SARS-CoV-2 Omicron boosting induces de novo B cell response in humans.

The primary two-dose SARS-CoV-2 mRNA vaccine series are strongly immunogenic in humans, but the emergence of highly infectious variants necessitated additional doses and the development of new variant-derived vaccines 1-4 . SARS-CoV-2 booster immunizations in humans primarily recruit pre-existing memory B cells (MBCs) 5-9 . It remains unclear, however, whether the additional doses induce germinal centre (GC) reactions where reengaged B cells can further mature and whether variant-derived vaccines can elicit responses to variant-specific epitopes.

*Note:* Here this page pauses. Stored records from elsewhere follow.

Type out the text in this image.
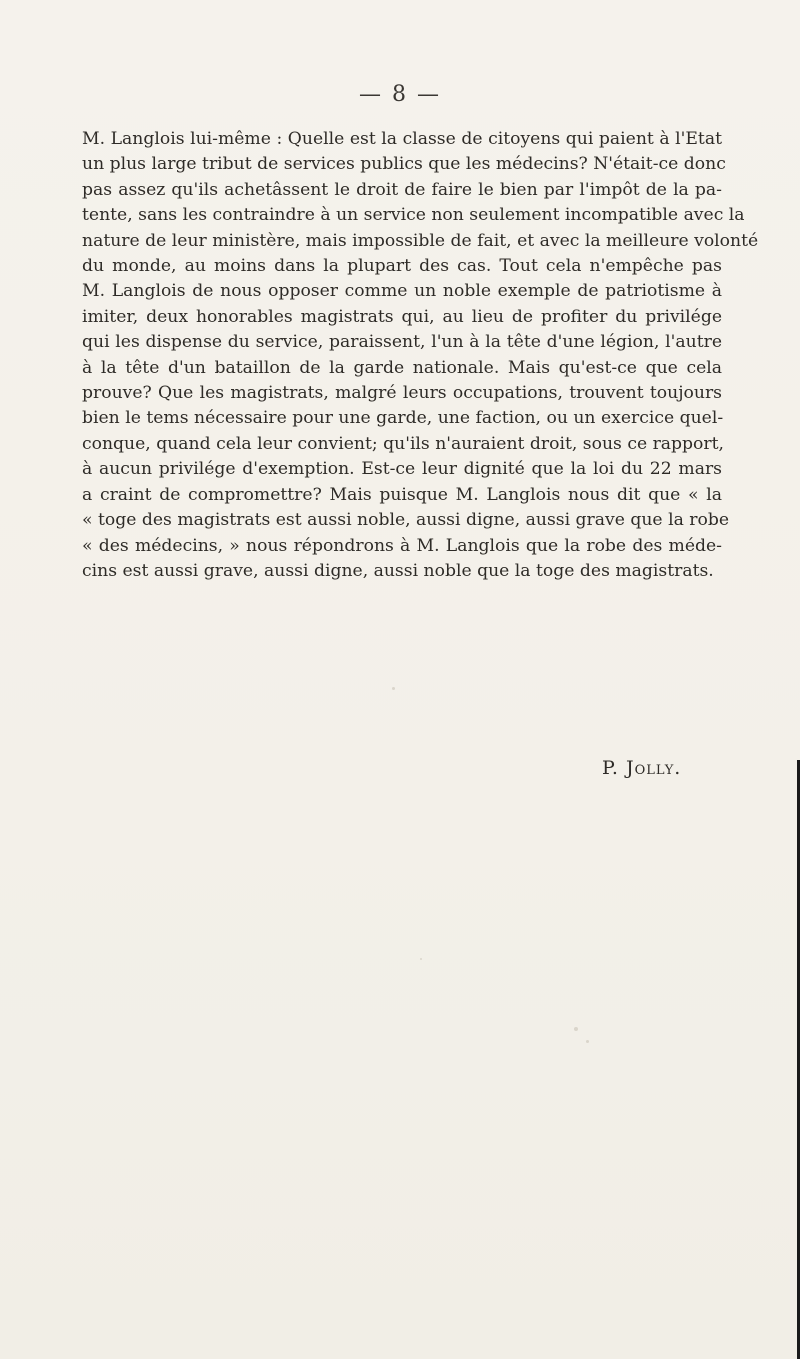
— 8 —
M. Langlois lui-même : Quelle est la classe de citoyens qui paient à l'Etat
un plus large tribut de services publics que les médecins? N'était-ce donc
pas assez qu'ils achetâssent le droit de faire le bien par l'impôt de la pa-
tente, sans les contraindre à un service non seulement incompatible avec la
nature de leur ministère, mais impossible de fait, et avec la meilleure volonté
du monde, au moins dans la plupart des cas. Tout cela n'empêche pas
M. Langlois de nous opposer comme un noble exemple de patriotisme à
imiter, deux honorables magistrats qui, au lieu de profiter du privilége
qui les dispense du service, paraissent, l'un à la tête d'une légion, l'autre
à la tête d'un bataillon de la garde nationale. Mais qu'est-ce que cela
prouve? Que les magistrats, malgré leurs occupations, trouvent toujours
bien le tems nécessaire pour une garde, une faction, ou un exercice quel-
conque, quand cela leur convient; qu'ils n'auraient droit, sous ce rapport,
à aucun privilége d'exemption. Est-ce leur dignité que la loi du 22 mars
a craint de compromettre? Mais puisque M. Langlois nous dit que « la
« toge des magistrats est aussi noble, aussi digne, aussi grave que la robe
« des médecins, » nous répondrons à M. Langlois que la robe des méde-
cins est aussi grave, aussi digne, aussi noble que la toge des magistrats.
P. Jolly.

Here, we show that boosting with either the original monovalent SARS-CoV-2 or bivalent B.1.351/B.1.617.2 (Beta/Delta) mRNA vaccines induces robust spike-specific GC B cell responses in humans. The GC response persisted for at least eight weeks, leading to significantly more mutated antigen-specific bone marrow plasma cell and MBC compartments. All MBC-derived spike-binding monoclonal antibodies (mAbs, n=766) isolated from individuals boosted with either the original SARS-CoV-2 spike, bivalent Beta/Delta, or a monovalent Omicron BA.1-based vaccine recognized the original SARS-CoV-2 spike protein. Nonetheless, by using a more targeted sorting approach we isolated mAbs that recognized the BA.1 spike protein but not the original SARS-CoV-2 spike from the mRNA-1273.529 boosted individuals. The latter mAbs were less mutated and recognized novel epitopes within the spike protein, suggesting a naïve B cell origin. Thus, SARS-CoV-2 booster immunizations in humans induce robust GC B cell responses and can generate de novo B cell responses targeting variant-specific epitopes.